When Dr. Mellors put up the Kaplan-Meier graphs for the patients in the cohort during the ’96 conference, the previously silent conference room was abuzz. For the first time, there was a clear clinical correlation between viral load and prognosis.
Samples had been collected on patients at the time of diagnosis of HIV infection. Those with a relatively low viral load at that time of diagnosis had a slower rate of progression to AIDS, some living for several years post-infection. Those that had a high viral load progressed to AIDS rapidly, and were often dead within months of diagnosis. Median levels of infection led to median survival rates. More telling, some of those patients that progressed to disease had normal CD4 counts, showing that viral load was the more accurate predictor of clinical outcome. The data was - for lack of a better term - textbook Kaplan-Meier.

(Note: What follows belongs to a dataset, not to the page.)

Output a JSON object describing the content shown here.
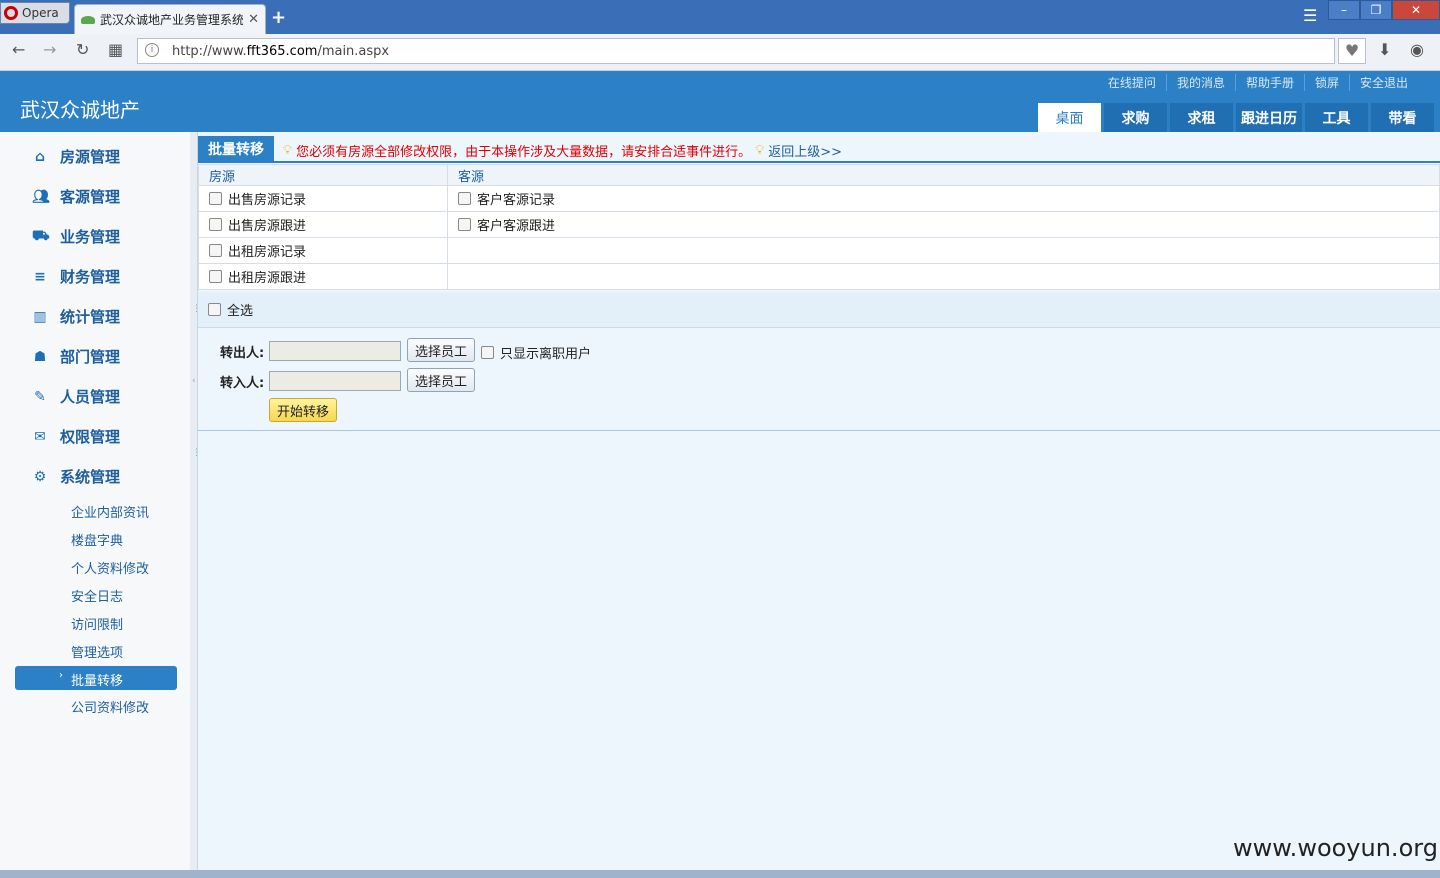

Everyone in the packed room that day knew what this meant. There was finally a tool for managing patient health that was clinically accurate and could be used in real-time to measure patient health. Pharma now had a diagnostic tool that could be used to measure drug efficacy in clinical trials. Doctors had a tool to determine if a patient had developed resistance to the current medications. The treatment of HIV had been transformed.
For the rest of the meeting, Dr. Mellors was a rock star. There was always a crowd around him, congratulating him and asking him for details on the study. A few months later, the study was reported in Science. More buzz. This set off an arms race amongst the diagnostic companies to push the sensitivity lower. Roche adopted a centrifugation method developed at Chiron (by yours truly) for concentrating the virus, pushing their test to 50 copies / mL. A few months later, Chiron introduced a 50 copy ultrasensitive test of their own. Both tests eventually won FDA approval, though Roche’s was significantly ahead of Chiron’s.
Meanwhile, drug companies raced furiously to show that their drug was better at keeping viral loads below detection. Eventually triple combination drug cocktails solved the problem of resistance, keeping the viral load down to a manageable level. Blood banks eventually adopt a version of the viral load assays to screen the blood supply, as molecular tests could detect the presence of virus weeks earlier than the traditional antibody screening tests. The disease, though not cured, was at least under control. Long-term survival became a reality for thousands of HIV (+) patients.
There have been a lot of significant diagnostic tests in the past, but it’s hard to imagine one that had more of an immediate impact on healthcare than the HIV viral load tests. The pace with which new therapies hit the market, and the subsequent innovations in patient management, would be difficult to imagine without the HIV viral load test. And this is why the test deserves a place in our Diagnostic Hall of Fame.